One of the first places many of us encounter consent violations is in our own families. Parents pressuring kids to hug extended family members they hardly know at Christmas dinner may seem innocuous, but the message is clear: “making someone else feel good is more important than what feels good for you.” Saying no to physical contact another person craves is cast as rude, withholding, and cruel. It’s not hard to see how the five year-old girl who was pressured into hugging her cousin might feel like she has no right to rebuff the advances of a boy she’s not attracted to in adolescence, or even adulthood.
When it comes to academics, society accepts what kids learn when they’re young sets them up for success later in life. There may be disagreements over which school subjects should be emphasised or the importance of small class sizes, but there’s a general consensus that what you teach a kid in kindergarten becomes the foundation for later learning, even learning as advanced as Quantum Physics or Post-Modern French philosophy. But at the same time, so many of us expect adults to “get” consent without teaching them the concept as kids. What gives?

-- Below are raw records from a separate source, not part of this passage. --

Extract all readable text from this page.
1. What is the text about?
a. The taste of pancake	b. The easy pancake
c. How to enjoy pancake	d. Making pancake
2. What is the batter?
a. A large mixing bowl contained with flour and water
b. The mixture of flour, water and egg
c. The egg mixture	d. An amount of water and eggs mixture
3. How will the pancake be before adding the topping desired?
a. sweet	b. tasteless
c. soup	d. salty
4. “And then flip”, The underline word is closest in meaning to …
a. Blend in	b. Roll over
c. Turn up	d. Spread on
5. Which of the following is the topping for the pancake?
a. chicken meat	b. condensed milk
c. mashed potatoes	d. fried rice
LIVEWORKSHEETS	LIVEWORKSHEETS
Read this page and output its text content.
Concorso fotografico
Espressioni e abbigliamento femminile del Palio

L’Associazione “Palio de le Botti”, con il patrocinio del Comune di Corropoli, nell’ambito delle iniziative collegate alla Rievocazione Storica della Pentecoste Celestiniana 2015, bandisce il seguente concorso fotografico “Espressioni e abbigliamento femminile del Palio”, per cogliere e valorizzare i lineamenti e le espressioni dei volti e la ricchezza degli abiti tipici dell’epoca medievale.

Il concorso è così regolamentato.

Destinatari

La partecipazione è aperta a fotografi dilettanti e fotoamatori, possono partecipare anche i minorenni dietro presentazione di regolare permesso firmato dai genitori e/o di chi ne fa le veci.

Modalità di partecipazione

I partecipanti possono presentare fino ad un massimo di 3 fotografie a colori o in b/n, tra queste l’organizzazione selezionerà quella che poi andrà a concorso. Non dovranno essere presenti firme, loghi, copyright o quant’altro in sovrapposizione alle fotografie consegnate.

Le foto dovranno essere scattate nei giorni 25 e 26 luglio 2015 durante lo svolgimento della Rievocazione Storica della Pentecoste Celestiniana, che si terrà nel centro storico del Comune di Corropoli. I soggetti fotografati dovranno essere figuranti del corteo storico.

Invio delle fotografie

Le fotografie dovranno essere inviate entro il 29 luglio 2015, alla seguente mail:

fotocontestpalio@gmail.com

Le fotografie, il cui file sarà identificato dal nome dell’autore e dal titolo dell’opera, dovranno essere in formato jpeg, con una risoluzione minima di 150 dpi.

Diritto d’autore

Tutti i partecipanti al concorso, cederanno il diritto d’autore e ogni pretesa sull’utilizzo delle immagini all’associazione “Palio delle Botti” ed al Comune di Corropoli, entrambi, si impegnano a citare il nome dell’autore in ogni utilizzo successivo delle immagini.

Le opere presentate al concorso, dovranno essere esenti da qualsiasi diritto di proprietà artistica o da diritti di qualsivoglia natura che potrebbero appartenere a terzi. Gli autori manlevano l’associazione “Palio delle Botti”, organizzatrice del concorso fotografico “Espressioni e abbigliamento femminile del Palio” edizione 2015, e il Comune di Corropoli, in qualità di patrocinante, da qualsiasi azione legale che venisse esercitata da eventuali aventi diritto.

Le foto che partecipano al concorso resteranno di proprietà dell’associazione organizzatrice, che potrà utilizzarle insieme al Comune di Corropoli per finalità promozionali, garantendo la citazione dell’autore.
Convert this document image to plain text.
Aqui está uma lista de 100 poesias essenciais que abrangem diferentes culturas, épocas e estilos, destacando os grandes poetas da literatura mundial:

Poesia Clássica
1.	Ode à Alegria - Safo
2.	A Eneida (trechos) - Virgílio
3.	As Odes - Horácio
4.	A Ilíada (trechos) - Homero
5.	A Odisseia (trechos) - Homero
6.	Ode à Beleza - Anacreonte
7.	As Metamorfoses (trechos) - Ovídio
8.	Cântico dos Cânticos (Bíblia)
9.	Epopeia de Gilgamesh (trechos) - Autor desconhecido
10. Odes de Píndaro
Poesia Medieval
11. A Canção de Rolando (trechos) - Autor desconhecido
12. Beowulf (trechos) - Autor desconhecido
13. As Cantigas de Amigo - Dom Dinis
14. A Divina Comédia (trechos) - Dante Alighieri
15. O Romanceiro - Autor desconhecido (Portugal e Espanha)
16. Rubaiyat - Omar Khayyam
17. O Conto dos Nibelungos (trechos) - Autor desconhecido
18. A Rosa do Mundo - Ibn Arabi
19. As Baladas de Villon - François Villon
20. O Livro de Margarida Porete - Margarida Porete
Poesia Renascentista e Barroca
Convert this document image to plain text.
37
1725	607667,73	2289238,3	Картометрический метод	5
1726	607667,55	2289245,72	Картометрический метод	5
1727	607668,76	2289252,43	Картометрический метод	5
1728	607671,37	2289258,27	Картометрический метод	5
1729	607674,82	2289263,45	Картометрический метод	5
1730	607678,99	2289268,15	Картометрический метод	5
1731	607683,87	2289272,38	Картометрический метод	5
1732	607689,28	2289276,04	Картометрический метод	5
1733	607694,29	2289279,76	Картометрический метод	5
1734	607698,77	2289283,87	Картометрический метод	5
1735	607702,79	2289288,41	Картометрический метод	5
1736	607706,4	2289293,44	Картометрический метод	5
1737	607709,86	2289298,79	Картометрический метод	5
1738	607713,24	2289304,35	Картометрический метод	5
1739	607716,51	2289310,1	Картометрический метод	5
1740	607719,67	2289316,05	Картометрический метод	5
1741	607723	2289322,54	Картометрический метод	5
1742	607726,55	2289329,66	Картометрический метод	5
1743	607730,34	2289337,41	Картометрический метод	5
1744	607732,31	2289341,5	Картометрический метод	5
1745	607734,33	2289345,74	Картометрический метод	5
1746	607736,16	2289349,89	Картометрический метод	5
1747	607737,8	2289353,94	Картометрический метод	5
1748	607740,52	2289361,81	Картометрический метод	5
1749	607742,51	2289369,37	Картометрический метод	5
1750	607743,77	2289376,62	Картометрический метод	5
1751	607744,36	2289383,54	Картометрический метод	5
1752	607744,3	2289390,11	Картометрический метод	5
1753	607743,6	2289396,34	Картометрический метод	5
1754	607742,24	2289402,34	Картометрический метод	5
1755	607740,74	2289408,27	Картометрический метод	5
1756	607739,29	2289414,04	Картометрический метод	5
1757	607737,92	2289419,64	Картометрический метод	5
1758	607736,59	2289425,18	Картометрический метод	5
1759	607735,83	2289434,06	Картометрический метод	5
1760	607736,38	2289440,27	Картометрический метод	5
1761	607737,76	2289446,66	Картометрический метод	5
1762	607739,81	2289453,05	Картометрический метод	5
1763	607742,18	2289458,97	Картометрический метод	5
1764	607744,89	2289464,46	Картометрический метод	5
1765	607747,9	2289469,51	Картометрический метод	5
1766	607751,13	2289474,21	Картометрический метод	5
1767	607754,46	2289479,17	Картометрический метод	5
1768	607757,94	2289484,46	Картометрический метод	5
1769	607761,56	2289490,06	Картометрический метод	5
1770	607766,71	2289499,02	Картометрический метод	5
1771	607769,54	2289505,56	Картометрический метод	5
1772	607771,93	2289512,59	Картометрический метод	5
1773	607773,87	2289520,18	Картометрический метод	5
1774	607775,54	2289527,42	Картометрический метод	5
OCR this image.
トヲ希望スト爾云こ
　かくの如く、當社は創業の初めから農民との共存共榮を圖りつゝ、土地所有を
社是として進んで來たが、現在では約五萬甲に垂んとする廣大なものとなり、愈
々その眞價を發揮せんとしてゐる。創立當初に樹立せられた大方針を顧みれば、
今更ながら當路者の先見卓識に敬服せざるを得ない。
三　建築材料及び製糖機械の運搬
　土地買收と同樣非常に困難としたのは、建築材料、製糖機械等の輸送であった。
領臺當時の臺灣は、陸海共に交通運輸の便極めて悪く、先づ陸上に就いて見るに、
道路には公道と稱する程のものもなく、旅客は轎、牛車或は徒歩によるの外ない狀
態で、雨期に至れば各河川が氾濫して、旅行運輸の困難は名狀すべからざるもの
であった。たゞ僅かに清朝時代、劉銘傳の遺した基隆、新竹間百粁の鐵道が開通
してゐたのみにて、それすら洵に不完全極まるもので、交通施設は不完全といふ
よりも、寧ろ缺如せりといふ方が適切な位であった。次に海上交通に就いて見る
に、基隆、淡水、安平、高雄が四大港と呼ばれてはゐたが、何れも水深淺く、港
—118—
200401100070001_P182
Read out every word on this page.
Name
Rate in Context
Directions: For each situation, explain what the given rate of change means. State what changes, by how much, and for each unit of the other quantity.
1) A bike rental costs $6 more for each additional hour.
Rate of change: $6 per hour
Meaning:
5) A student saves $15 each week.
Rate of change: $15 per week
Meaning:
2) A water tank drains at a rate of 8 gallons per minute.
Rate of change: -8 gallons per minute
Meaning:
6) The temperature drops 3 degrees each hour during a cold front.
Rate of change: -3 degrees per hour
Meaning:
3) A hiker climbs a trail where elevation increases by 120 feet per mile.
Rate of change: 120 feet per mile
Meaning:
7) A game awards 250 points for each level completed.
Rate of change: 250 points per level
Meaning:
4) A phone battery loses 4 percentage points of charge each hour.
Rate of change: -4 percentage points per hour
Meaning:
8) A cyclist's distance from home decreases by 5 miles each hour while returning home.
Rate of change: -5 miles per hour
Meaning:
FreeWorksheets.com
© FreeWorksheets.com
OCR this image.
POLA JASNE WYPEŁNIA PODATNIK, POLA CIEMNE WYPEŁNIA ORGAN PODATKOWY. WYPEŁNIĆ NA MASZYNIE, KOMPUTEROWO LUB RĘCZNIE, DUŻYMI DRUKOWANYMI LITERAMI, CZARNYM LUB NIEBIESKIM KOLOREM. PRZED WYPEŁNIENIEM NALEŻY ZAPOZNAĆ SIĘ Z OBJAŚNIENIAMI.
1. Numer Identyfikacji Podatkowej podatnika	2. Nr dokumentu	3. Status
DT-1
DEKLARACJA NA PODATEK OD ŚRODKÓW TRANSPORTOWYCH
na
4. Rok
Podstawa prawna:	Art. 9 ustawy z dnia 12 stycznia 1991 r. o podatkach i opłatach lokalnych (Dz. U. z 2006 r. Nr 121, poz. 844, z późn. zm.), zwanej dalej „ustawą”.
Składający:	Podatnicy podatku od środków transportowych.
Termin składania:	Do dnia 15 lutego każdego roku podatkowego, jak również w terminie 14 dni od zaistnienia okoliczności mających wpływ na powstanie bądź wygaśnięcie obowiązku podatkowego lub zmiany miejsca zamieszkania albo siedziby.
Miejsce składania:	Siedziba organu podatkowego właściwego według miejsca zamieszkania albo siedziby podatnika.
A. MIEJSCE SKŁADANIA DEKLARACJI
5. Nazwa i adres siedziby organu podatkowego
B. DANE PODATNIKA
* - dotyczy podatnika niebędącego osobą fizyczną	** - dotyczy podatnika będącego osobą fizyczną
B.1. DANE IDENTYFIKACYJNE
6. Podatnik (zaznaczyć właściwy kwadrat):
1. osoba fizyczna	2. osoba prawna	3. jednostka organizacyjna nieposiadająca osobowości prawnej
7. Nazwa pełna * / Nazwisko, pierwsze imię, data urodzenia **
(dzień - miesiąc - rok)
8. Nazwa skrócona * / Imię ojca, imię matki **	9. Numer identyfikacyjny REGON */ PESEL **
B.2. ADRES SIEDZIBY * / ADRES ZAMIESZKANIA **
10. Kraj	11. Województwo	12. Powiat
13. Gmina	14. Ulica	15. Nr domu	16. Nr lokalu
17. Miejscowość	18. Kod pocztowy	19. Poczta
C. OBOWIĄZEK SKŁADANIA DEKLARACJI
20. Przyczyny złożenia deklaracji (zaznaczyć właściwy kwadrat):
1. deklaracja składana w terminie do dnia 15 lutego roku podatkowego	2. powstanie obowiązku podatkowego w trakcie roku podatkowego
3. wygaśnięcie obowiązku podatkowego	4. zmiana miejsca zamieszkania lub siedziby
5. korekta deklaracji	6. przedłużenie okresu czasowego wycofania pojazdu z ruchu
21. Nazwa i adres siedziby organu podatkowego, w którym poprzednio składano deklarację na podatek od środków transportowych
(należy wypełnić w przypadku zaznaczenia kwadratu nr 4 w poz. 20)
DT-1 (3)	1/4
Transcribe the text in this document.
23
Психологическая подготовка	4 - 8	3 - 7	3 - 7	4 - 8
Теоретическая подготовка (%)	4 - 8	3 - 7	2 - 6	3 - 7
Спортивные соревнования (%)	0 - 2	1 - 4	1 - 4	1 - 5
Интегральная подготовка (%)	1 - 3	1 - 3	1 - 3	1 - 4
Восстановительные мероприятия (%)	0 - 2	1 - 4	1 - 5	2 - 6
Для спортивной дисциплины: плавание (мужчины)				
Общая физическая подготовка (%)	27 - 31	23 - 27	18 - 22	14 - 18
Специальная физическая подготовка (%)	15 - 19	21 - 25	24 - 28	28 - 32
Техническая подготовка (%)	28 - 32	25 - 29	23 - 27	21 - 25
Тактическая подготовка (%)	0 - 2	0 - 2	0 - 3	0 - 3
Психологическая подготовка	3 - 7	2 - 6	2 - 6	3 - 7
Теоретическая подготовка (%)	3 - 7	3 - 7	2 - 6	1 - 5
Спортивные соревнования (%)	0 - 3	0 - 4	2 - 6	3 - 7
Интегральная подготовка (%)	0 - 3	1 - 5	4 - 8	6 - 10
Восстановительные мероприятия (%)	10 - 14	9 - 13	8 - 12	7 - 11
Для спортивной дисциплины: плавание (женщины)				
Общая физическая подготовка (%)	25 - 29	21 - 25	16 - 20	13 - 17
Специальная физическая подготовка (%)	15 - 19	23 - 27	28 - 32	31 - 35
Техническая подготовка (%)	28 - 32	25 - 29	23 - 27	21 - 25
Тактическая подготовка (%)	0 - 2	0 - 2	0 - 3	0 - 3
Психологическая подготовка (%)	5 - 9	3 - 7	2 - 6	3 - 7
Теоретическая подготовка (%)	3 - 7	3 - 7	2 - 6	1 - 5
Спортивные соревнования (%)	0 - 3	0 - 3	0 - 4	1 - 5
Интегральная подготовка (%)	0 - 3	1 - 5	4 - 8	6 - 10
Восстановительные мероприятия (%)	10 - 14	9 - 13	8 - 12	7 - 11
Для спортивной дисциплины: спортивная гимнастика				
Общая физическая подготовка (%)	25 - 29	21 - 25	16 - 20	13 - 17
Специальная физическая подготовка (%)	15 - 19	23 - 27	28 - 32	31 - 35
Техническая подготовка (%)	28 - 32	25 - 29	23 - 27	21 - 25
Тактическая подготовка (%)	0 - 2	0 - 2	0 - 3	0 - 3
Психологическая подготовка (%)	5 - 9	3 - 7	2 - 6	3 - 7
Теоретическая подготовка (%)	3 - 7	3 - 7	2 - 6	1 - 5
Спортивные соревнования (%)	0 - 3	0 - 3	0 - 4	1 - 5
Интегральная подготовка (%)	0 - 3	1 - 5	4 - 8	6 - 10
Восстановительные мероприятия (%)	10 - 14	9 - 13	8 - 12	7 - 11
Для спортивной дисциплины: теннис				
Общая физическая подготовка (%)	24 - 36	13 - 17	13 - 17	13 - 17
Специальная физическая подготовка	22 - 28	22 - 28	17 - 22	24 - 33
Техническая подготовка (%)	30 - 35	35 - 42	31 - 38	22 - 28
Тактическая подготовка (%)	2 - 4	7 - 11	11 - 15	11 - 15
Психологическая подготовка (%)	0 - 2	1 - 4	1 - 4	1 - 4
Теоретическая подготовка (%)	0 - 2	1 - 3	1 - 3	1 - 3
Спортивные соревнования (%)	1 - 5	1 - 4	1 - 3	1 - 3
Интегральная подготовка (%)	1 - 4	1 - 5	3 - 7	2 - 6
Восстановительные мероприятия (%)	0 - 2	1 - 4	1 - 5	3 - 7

Obviously, schools have to play a part in changing social norms. It’s egregious how little discussion there is about concepts like Consent and Rape Culture in most Sex Ed classes, or even throughout the education system in general. But we as adults can also model proper behavior for children in our lives by not violating their physical boundaries. If a kid doesn’t want to hug you, don’t make them, and don’t beg them. Instead, ask if you can give them a high five, or just give a little wave, or maybe blow them a kiss. Just like adults don’t owe you affection, kids don’t either. And just like adults, kids have agency over their own bodies, and can be asked and in turn give verbal consent. They say the best way to learn is by doing, and this two way lesson can not only help adults do better when it comes to consent, but can also arm a child with that knowledge for life.
The more we expose kids to unwanted physical contact in their youth, the more disoriented they’ll be when the concept of consent is introduced to them. If you’ve grown up being pressured into hugging your uncle at Easter, you may struggle to see why you shouldn’t nag a disinterested date into oral sex. It’s time to stop giving kids messages that are contradictory. This Holiday Season, give kids the gift of respecting their boundaries. The world will be a better place in a ten years because of it.